Je ne savais pas à quoi m’attendre et en réalité je ne m’attendais à rien. Mais il faut dire que le film m’a tenu jusqu’au bout ! Le jeu d’acteur est vraiment très bon. J’ai été contente de revoir jouer Ralph Fiennes. Les decors aussi sont bien respectés. Et puis la fin et la leçon a en tiré est vraiment profonde. Vraiment super.
Visionner pour la première fois la veille du décès du pape François. Alors était ce un signe divin ou juste une coïncidence ? Trêve de plaisanterie, film plutôt intéressant sur l'envers du décor de la haute sphère du catholicisme pendant l'élection d'un nouveau souverain pontife mener par un bon casting. Un scénario sympa sans être incroyable. Une belle preuve que même chez les croyants ou les sois disant plus "saints" des hommes, il y a des magouilles quand il s'agit de pouvoir.
Très bon moment devant Conclave. Ralph Fiennes est exceptionnel, le scénario est prenant et la mise en scène superbe. Début un peu lent, fin qui divisera, mais film réussi selon moi.
Voici un film surprenant sur le conclave. Très immersif, nous découvrons le Vatican sous le prisme unique de ses occupants. Combinée tantôt à la beauté, tantôt à la sobriété des lieux, l'atmosphère qui en résulte confère alors un cadre parfaitement crédible. Ajoutez à cela, le rythme de la caméra et des acteurs et le résultat n'en paraît que plus vraisemblable. Sur le fond, l'intrigue est bonne et questionne fondamentalement le rôle de ces hommes au service d'une idéologie. Même les cardinaux n'échappent pas aux travers humains. La fin est assez étrange et déconnectée de la réalité mais elle a la pertinence d'interroger ce qui fait qu'un homme est digne ou pas d'une telle charge. La place de la femme au sein de l’Église est centrale et est à prendre en compte pour cerner toute la réflexion qui est posée ici.
Thriller captivant dans un huis clos en milieu hostile.

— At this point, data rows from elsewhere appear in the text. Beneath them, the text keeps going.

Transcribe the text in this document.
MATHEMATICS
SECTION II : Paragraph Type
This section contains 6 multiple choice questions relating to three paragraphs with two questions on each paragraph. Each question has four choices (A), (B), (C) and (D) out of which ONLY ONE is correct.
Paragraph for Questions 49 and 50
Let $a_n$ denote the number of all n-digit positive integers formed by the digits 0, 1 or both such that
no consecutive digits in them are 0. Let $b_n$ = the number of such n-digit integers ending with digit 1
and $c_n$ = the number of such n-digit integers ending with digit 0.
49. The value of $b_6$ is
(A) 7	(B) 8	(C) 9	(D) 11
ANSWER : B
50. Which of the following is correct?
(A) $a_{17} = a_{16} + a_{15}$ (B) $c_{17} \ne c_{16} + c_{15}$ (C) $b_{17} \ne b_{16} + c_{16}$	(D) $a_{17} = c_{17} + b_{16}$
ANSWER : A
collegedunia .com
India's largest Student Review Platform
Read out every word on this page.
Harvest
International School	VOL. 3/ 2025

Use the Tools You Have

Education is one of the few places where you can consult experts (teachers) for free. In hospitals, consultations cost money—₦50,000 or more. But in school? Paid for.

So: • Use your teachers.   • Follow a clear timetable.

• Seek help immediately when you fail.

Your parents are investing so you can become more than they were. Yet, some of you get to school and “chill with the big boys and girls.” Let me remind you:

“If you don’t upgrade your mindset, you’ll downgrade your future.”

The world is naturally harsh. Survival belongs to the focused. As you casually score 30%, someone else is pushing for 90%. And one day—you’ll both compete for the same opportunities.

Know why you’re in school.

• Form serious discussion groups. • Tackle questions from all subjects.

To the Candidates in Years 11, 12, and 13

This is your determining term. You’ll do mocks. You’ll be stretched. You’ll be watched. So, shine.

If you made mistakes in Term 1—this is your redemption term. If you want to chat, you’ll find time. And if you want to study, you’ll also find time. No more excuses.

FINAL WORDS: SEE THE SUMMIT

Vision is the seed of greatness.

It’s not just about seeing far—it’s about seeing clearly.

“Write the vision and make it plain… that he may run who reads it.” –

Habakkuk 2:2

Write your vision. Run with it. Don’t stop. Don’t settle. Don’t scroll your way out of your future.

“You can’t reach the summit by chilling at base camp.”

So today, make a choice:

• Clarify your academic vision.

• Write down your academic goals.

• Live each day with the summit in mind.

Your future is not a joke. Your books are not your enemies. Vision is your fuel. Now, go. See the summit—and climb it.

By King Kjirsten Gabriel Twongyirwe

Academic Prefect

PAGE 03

Le film partage le point de vue du cardinal Lawrence (Ralph Fiennes, impeccable), doyen chargé d'organiser le conclave à son corps défendant, souvent à bout de nerf et de foi face aux ambitions personnelles, aux coups bas, aux tensions entre les différents courants et aux scandales de l'Eglise. Une atmosphère sombre et pesante, servie par une photographie en clair-obscur et des plans enfermant et froids de couloirs, d'escaliers et de chambres monacales. Un bémol toutefois pour la finspoiler: : des indices un peu trop évidents et un twist final qui tombe dans l'outrance, comme s'il fallait absolument placer tous les sujets problématiques pour les catholiques.